Revised International Prognostic Scoring System for Myelodysplastic Syndromes

Blood - Tập 120 - Trang 2454-2465 - 2012
Peter L. Greenberg1, Heinz Tuechler2, Julie Schanz3, Guillermo Sanz4, Guillermo Garcia-Manero5, Francesc Solé6, John M. Bennett7, David Bowen8, Pierre Fenaux9, Francois Dreyfus10, Hagop Kantarjian5, Andrea Kuendgen11, Alessandro Levis12, Luca Malcovati13, Mario Cazzola13, Jaroslav Cermak14, Christa Fonatsch15, Michelle M. Le Beau16, Marilyn L. Slovak17, Otto Krieger18
1Stanford University Cancer Center, Stanford, CA
2Hanusch Hospital, Boltzmann Institute for Leukemia Research, Vienna, Austria
3Georg August Universität, Göttingen, Germany
4Hospital Universitario la Fe, Valencia, Spain
5The University of Texas MD Anderson Cancer Center, Houston, TX
6Hospital del Mar, Barcelona, Spain
7James P. Wilmont Cancer Center, University of Rochester Medical Center, Rochester, NY
8St. James's University Hospital, Leeds, United Kingdom
9Hôpital Avicenne, Assistance Publique–Hôpitaux de Paris (AP-HP)/University Paris XIII, Bobigny, France
10Hôpital Cochin, AP-HP University of Paris V, Paris, France
11Heinrich-Heine University Hospital, Düsseldorf, Germany
12Antonio e Biagio e C Arrigo Hospital, Alessandria, Italy
13Fondazione Istituti di Ricovero e Cura a Carattere Scientifico Policlinico San Matteo and University of Pavia, Pavia, Italy
14Institute of Hematology and Blood Transfusion, Praha, Czech Republic
15Medical University of Vienna, Vienna, Austria
16University of Chicago Comprehensive Cancer Research Center, Chicago, IL
17Quest Diagnostics Nichols Institute, Chantilly, VA
18Elisabethinen Hospital, Linz, Austria

Tóm tắt

AbstractThe International Prognostic Scoring Sytem (IPSS) is an important standard for ssessing prognosis of primary untreated adult patients with myelodysplastic syndromes (MDS).

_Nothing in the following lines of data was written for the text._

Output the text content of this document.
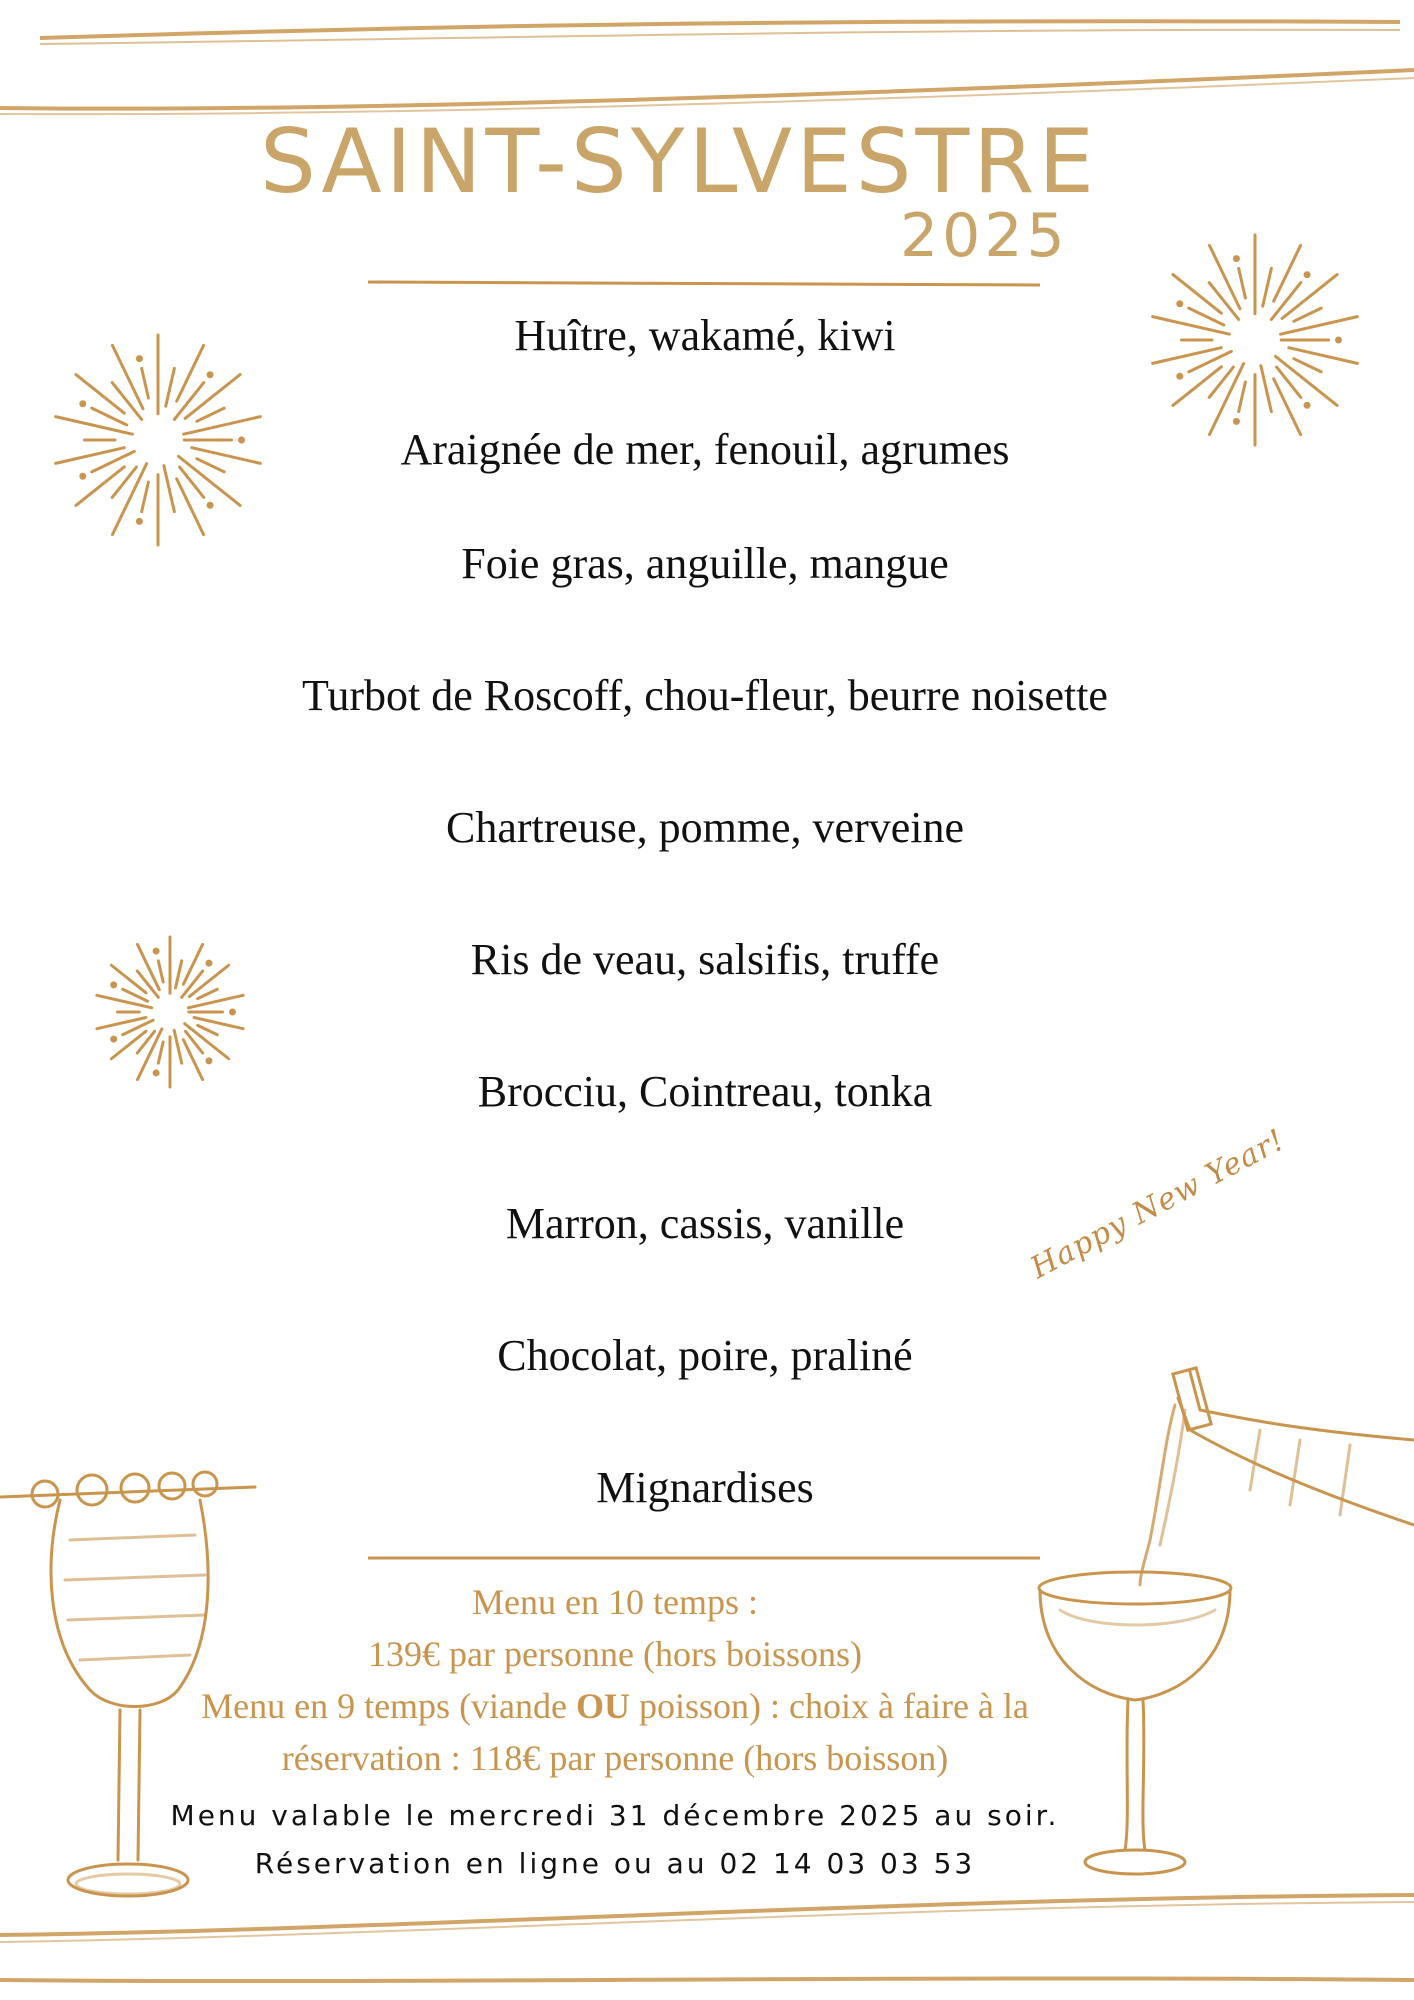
SAINT-SYLVESTRE
2025
Huître, wakamé, kiwi
Araignée de mer, fenouil, agrumes
Foie gras, anguille, mangue
Turbot de Roscoff, chou-fleur, beurre noisette
Chartreuse, pomme, verveine
Ris de veau, salsifis, truffe
Brocciu, Cointreau, tonka
Marron, cassis, vanille
Chocolat, poire, praliné
Mignardises
Happy New Year!
Menu en 10 temps :
139€ par personne (hors boissons)
Menu en 9 temps (viande OU poisson) : choix à faire à la
réservation : 118€ par personne (hors boisson)
Menu valable le mercredi 31 décembre 2025 au soir.
Réservation en ligne ou au 02 14 03 03 53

To refine the IPSS, MDS patient databases from international institutions were coalesced to assemble a much larger combined database (Revised-IPSS [IPSS-R], n = 7012, IPSS, n = 816) for analysis. Multiple statistically weighted clinical features were used to generate a prognostic categorization model. Bone marrow cytogenetics, marrow blast percentage, and cytopenias remained the basis of the new system. Novel components of the current analysis included: 5 rather than 3 cytogenetic prognostic subgroups with specific and new classifications of a number of less common cytogenetic subsets, splitting the low marrow blast percentage value, and depth of cytopenias. This model defined 5 rather than the 4 major prognostic categories that are present in the IPSS. Patient age, performance status, serum ferritin, and lactate dehydrogenase were significant additive features for survival but not for acute myeloid leukemia transformation. This system comprehensively integrated the numerous known clinical features into a method analyzing MDS patient prognosis more precisely than the initial IPSS. As such, this IPSS-R should prove beneficial for predicting the clinical outcomes of untreated MDS patients and aiding design and analysis of clinical trials in this disease.